What can you get out of a writing retreat? 2016 CBC Nonfiction Prize winner Leslie A. Davidson explains
In 2016, Leslie A. Davidson won the CBC Creative Nonfiction Prize for Adaptation. As the winner she received $6,000 from the Canada Council for the Arts. She also received a 10-day writing residency at the Banff Centre for Arts and Creativity which she completed the following year.
CBC Books talked to Davidson about the Banff residency.
1. It's a defining moment
"I've even been very reluctant to identify myself as a writer until now. As I walked to my studio, there was a sign saying, 'No visitors beyond this point.' I thought, 'Oh my goodness!' It felt a bit like I was here under false pretenses.

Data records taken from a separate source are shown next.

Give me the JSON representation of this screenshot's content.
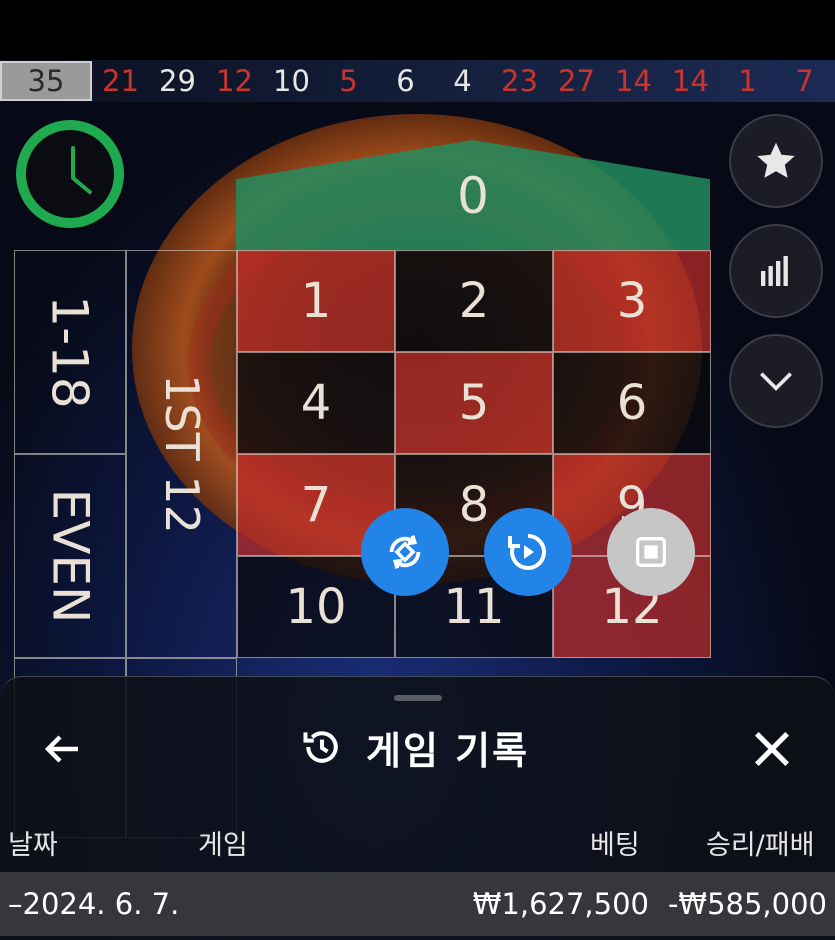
{
  "history": {
    "numbers": [
      {
        "value": "35",
        "color": "grey"
      },
      {
        "value": "21",
        "color": "red"
      },
      {
        "value": "29",
        "color": "black"
      },
      {
        "value": "12",
        "color": "red"
      },
      {
        "value": "10",
        "color": "black"
      },
      {
        "value": "5",
        "color": "red"
      },
      {
        "value": "6",
        "color": "black"
      },
      {
        "value": "4",
        "color": "black"
      },
      {
        "value": "23",
        "color": "red"
      },
      {
        "value": "27",
        "color": "red"
      },
      {
        "value": "14",
        "color": "red"
      },
      {
        "value": "14",
        "color": "red"
      },
      {
        "value": "1",
        "color": "red"
      },
      {
        "value": "7",
        "color": "red"
      }
    ]
  },
  "side_buttons": [
    "star-icon",
    "stats-icon",
    "chevron-down-icon"
  ],
  "table": {
    "zero": "0",
    "rows": [
      [
        {
          "n": "1",
          "c": "r"
        },
        {
          "n": "2",
          "c": "b"
        },
        {
          "n": "3",
          "c": "r"
        }
      ],
      [
        {
          "n": "4",
          "c": "b"
        },
        {
          "n": "5",
          "c": "r"
        },
        {
          "n": "6",
          "c": "b"
        }
      ],
      [
        {
          "n": "7",
          "c": "r"
        },
        {
          "n": "8",
          "c": "b"
        },
        {
          "n": "9",
          "c": "r"
        }
      ],
      [
        {
          "n": "10",
          "c": "b"
        },
        {
          "n": "11",
          "c": "b"
        },
        {
          "n": "12",
          "c": "r"
        }
      ]
    ],
    "outside_low": "1-18",
    "outside_even": "EVEN",
    "dozen_first": "1ST 12"
  },
  "floating_buttons": [
    "swap-icon",
    "autoplay-icon",
    "stop-icon"
  ],
  "sheet": {
    "title": "게임 기록",
    "columns": {
      "date": "날짜",
      "game": "게임",
      "bet": "베팅",
      "result": "승리/패배"
    },
    "row": {
      "date": "–2024. 6. 7.",
      "bet": "₩1,627,500",
      "result": "-₩585,000"
    }
  },
  "colors": {
    "red": "#c8352e",
    "green": "#1faa4f",
    "accent_blue": "#2384e8"
  }
}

But no, I really am doing this. Being able to go off and do a 'writerly thing,' where you're in the company of other writers, is supportive and empowering. It's a way of acknowledging the work that we're all trying to do wherever we are in in that and however we define ourselves."
2. It's a chance to build community
"A retreat is one of the few opportunities we get to let down the guard a little bit. I didn't have a community of writers, having always lived in small towns. At lunch, there were writers with the Writers' Guild of Alberta. There were people of all varying degrees or at varying places in their career — young and successful, older like me and just beginning, and the range in between. Everybody's so committed and working so hard."

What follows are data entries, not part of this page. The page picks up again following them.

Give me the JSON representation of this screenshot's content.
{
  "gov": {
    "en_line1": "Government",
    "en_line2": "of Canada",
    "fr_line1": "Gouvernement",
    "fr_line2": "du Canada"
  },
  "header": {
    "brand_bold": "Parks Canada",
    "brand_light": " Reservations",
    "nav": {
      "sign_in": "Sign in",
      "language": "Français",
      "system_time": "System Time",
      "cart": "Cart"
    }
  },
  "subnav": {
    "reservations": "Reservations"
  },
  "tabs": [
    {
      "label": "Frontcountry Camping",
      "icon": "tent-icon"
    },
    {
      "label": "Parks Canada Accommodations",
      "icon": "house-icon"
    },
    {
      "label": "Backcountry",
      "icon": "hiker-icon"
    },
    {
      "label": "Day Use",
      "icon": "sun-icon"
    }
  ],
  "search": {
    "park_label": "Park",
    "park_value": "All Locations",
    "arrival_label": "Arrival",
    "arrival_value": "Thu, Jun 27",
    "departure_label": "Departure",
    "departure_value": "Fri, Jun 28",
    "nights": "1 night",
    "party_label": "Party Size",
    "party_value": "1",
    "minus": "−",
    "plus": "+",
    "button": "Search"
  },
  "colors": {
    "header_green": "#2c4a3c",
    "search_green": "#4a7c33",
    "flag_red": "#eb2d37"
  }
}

3. It gives you time to write
"It is an un-conflicted time to devote yourself to your writing. That was what I went for. Having been given such an incredible space to go is such an honouring gift. You leave your room, walk over to the studio and there is the space, you and the view — which was the big distraction. But it's quiet and that's what it's for. Even if all I did was was make notes and ponder time, I did more work in 10 days than I probably do in months."
4. You'll come home inspired
"My visit to Banff let me recommit to trying to carve out pieces of time in my life for writing. I came home thinking, 'How do I do that at home?' It's so easy for the writing time to slip away. But I came home with a project that I now think is possible. That was the big deal from Banff."
Leslie A. Davidson's comments have been edited and condensed.